Раф усаживается на кровати и забрасывает себе за спину подушку. Его синие глаза блестят, так красиво и ярко переливаясь на утреннем свету, притягивают подойти поближе и убедиться в том, что они и в самом деле такие.
— Я начинаю задумываться, а правильно ли я выразилась, — говорит она деланно сердито, но улыбается пусть и про себя, вспоминая разговор с дочерью. — Ты тоже заметил, как она уточнила насчет Клейтона и Паоло? Почему не вспомнила про Нирана?
Смышленая Рыбка начала издалека, выведала все и расставила все точки над i уже на этом этапе.
— Я значит не в счет?
— Тебя она уже потеряла, — смеется Алекс. — С тобой уже ничего не поделать, и ты мой.
Алекс, чуть помедлив, садится к нему на колени.
— Мне очень понравилось твое обращение, — Раф придвигает ее к себе, берясь за тонкий пояс халата. — Что вчера, что сегодня.
Светлая ткань легко поддается его рукам, медленно расходится в стороны, обнажая сначала грудь, а потом и живот.
— Ты, кстати говоря, первый раз назвала меня так.
Алекс наклоняется и просто целует его в губы, осознав, что соскучилась по такому простому прикосновению, шепчет в них:
— Это ты так думаешь.
— Даже так?
Халат соскальзывает с ее округлых плеч, оставив вместо себя каскад блестящих темных волос. Алекс еще пахнет ночной охотой, джунглями, непередаваемым ароматом остывающей африканской земли и пролитой кровью.
— Именно. Я не теряю надежды на то, что однажды ты согласишься на мое предложение.
Она привстает на месте, усаживаясь поудобнее. Его захватывает то, что он видит и чувствует. Держать себя в руках совсем не так просто, как кажется. Он держит ее за бедра, пока еще только поглаживая, дразня ее тем, что практически никак не реагирует на ее прикосновения. Почти никак.
— Это на какое же?
— Руки и сердца.
Неожиданно. Раф хмыкает, привлекает ее к себе, когда она тянется к нему, улыбаясь, за новым поцелуем.
— Все смеешься надо мной, Дарресон?
Он обнимает ее, прикасаясь губами к коже плеч. Раф проводит по груди, за которой все еще быстро и громко бьется ее сердце, обрисовывая ее контур, спускается на живот проводя по нему, прислушиваясь к тому, что творится под небольшой выпуклостью. Пока ничего. Но он не теряет надежды поймать этот момент.
— Нет.
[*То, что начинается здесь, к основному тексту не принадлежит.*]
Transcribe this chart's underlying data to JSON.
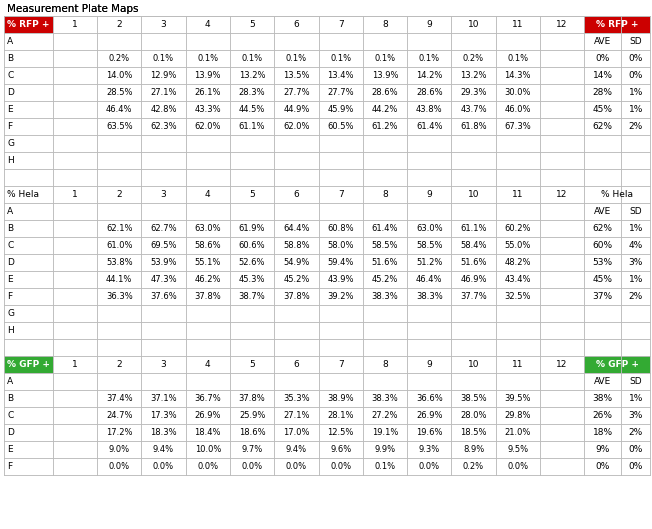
{
  "title": "Measurement Plate Maps",
  "rfp_header_color": "#CC0000",
  "gfp_header_color": "#33AA33",
  "grid_line_color": "#BBBBBB",
  "background_color": "#FFFFFF",
  "sections": [
    {
      "label": "% RFP +",
      "type": "rfp",
      "rows": [
        "A",
        "B",
        "C",
        "D",
        "E",
        "F",
        "G",
        "H"
      ],
      "data": {
        "A": [],
        "B": [
          "",
          "0.2%",
          "0.1%",
          "0.1%",
          "0.1%",
          "0.1%",
          "0.1%",
          "0.1%",
          "0.1%",
          "0.2%",
          "0.1%",
          ""
        ],
        "C": [
          "",
          "14.0%",
          "12.9%",
          "13.9%",
          "13.2%",
          "13.5%",
          "13.4%",
          "13.9%",
          "14.2%",
          "13.2%",
          "14.3%",
          ""
        ],
        "D": [
          "",
          "28.5%",
          "27.1%",
          "26.1%",
          "28.3%",
          "27.7%",
          "27.7%",
          "28.6%",
          "28.6%",
          "29.3%",
          "30.0%",
          ""
        ],
        "E": [
          "",
          "46.4%",
          "42.8%",
          "43.3%",
          "44.5%",
          "44.9%",
          "45.9%",
          "44.2%",
          "43.8%",
          "43.7%",
          "46.0%",
          ""
        ],
        "F": [
          "",
          "63.5%",
          "62.3%",
          "62.0%",
          "61.1%",
          "62.0%",
          "60.5%",
          "61.2%",
          "61.4%",
          "61.8%",
          "67.3%",
          ""
        ],
        "G": [],
        "H": []
      },
      "ave_sd": {
        "B": [
          "0%",
          "0%"
        ],
        "C": [
          "14%",
          "0%"
        ],
        "D": [
          "28%",
          "1%"
        ],
        "E": [
          "45%",
          "1%"
        ],
        "F": [
          "62%",
          "2%"
        ]
      }
    },
    {
      "label": "% Hela",
      "type": "hela",
      "rows": [
        "A",
        "B",
        "C",
        "D",
        "E",
        "F",
        "G",
        "H"
      ],
      "data": {
        "A": [],
        "B": [
          "",
          "62.1%",
          "62.7%",
          "63.0%",
          "61.9%",
          "64.4%",
          "60.8%",
          "61.4%",
          "63.0%",
          "61.1%",
          "60.2%",
          ""
        ],
        "C": [
          "",
          "61.0%",
          "69.5%",
          "58.6%",
          "60.6%",
          "58.8%",
          "58.0%",
          "58.5%",
          "58.5%",
          "58.4%",
          "55.0%",
          ""
        ],
        "D": [
          "",
          "53.8%",
          "53.9%",
          "55.1%",
          "52.6%",
          "54.9%",
          "59.4%",
          "51.6%",
          "51.2%",
          "51.6%",
          "48.2%",
          ""
        ],
        "E": [
          "",
          "44.1%",
          "47.3%",
          "46.2%",
          "45.3%",
          "45.2%",
          "43.9%",
          "45.2%",
          "46.4%",
          "46.9%",
          "43.4%",
          ""
        ],
        "F": [
          "",
          "36.3%",
          "37.6%",
          "37.8%",
          "38.7%",
          "37.8%",
          "39.2%",
          "38.3%",
          "38.3%",
          "37.7%",
          "32.5%",
          ""
        ],
        "G": [],
        "H": []
      },
      "ave_sd": {
        "B": [
          "62%",
          "1%"
        ],
        "C": [
          "60%",
          "4%"
        ],
        "D": [
          "53%",
          "3%"
        ],
        "E": [
          "45%",
          "1%"
        ],
        "F": [
          "37%",
          "2%"
        ]
      }
    },
    {
      "label": "% GFP +",
      "type": "gfp",
      "rows": [
        "A",
        "B",
        "C",
        "D",
        "E",
        "F"
      ],
      "data": {
        "A": [],
        "B": [
          "",
          "37.4%",
          "37.1%",
          "36.7%",
          "37.8%",
          "35.3%",
          "38.9%",
          "38.3%",
          "36.6%",
          "38.5%",
          "39.5%",
          ""
        ],
        "C": [
          "",
          "24.7%",
          "17.3%",
          "26.9%",
          "25.9%",
          "27.1%",
          "28.1%",
          "27.2%",
          "26.9%",
          "28.0%",
          "29.8%",
          ""
        ],
        "D": [
          "",
          "17.2%",
          "18.3%",
          "18.4%",
          "18.6%",
          "17.0%",
          "12.5%",
          "19.1%",
          "19.6%",
          "18.5%",
          "21.0%",
          ""
        ],
        "E": [
          "",
          "9.0%",
          "9.4%",
          "10.0%",
          "9.7%",
          "9.4%",
          "9.6%",
          "9.9%",
          "9.3%",
          "8.9%",
          "9.5%",
          ""
        ],
        "F": [
          "",
          "0.0%",
          "0.0%",
          "0.0%",
          "0.0%",
          "0.0%",
          "0.0%",
          "0.1%",
          "0.0%",
          "0.2%",
          "0.0%",
          ""
        ]
      },
      "ave_sd": {
        "B": [
          "38%",
          "1%"
        ],
        "C": [
          "26%",
          "3%"
        ],
        "D": [
          "18%",
          "2%"
        ],
        "E": [
          "9%",
          "0%"
        ],
        "F": [
          "0%",
          "0%"
        ]
      }
    }
  ],
  "col_nums": [
    "1",
    "2",
    "3",
    "4",
    "5",
    "6",
    "7",
    "8",
    "9",
    "10",
    "11",
    "12"
  ]
}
Больше над собой.
— Объяснишь мне?
— Когда я задумала ответить «да», в моей жизни вновь появились эти красные полоски. У тебя телефон звонит.
Раф смотрит на экран, хмурится и отвечает на звонок, включая громкую связь.
— Раф!
— Стейси, я ведь просил тебя пока не звонить мне.
— Подожди! Пожалуйста!..
Алекс поднимается, перед этим чмокнув его в щеку. Она подбирает халат, накидывая его на плечи, собираясь покинуть спальню и вновь оставить его одного. Он прекрасно понимает ее почему она не хочет оставаться в комнате — он бы поступил точно также.
— У меня есть новости. Может, услышав их, ты смягчишься и наконец-таки простишь нас?
Раф не простил их, потому что не понял. Он себе таких вольностей не позволяет и не позволял.
— Я слушаю.
— Хочу подарить тебе дочь.
Алекс поворачивается на пятках, продолжая завязывать халат. Ее взгляд можно описать, как изумленный.
— МакКена, ты хорошо себя чувствуешь? Или соседство с реагентами оказалось не таким уж и безвредным?
— Анна Джонатан. Она твоя дочь. Я сделала тест на отцовство.
Алекс молчит, но ее поза меняется, она фыркает, скрещивает руки на груди и смотрит на него так укорительно, приподнимая при этом бровь. Раф хмыкает. Да уж! Сенсации не произошло.
— Это не новость. Что-то еще?
— Ты знаешь?
— Да.
Он не станет говорить ей, что Алекс беременна. Однажды, он сделал это и все сложилось не самым лучшим образом.
— Отличная выставка? — говорит Сара, потягивая шампанское из высокого и крайне неудобного бокала, в котором плавает половинка клубники. — Откуда они достали эти фотографии?
Алекс жмет плечами, уже в который раз рассматривая огромный снимок на стене. На ней изображен Джейк. Это один из лучших ее кадров. Его лица не видно полностью, другая его часть скрыта во мраке ночи, в котором нельзя разглядеть очертания мертвого города и дымок от зажатой в правой руке сигареты. Она знает, что они были там.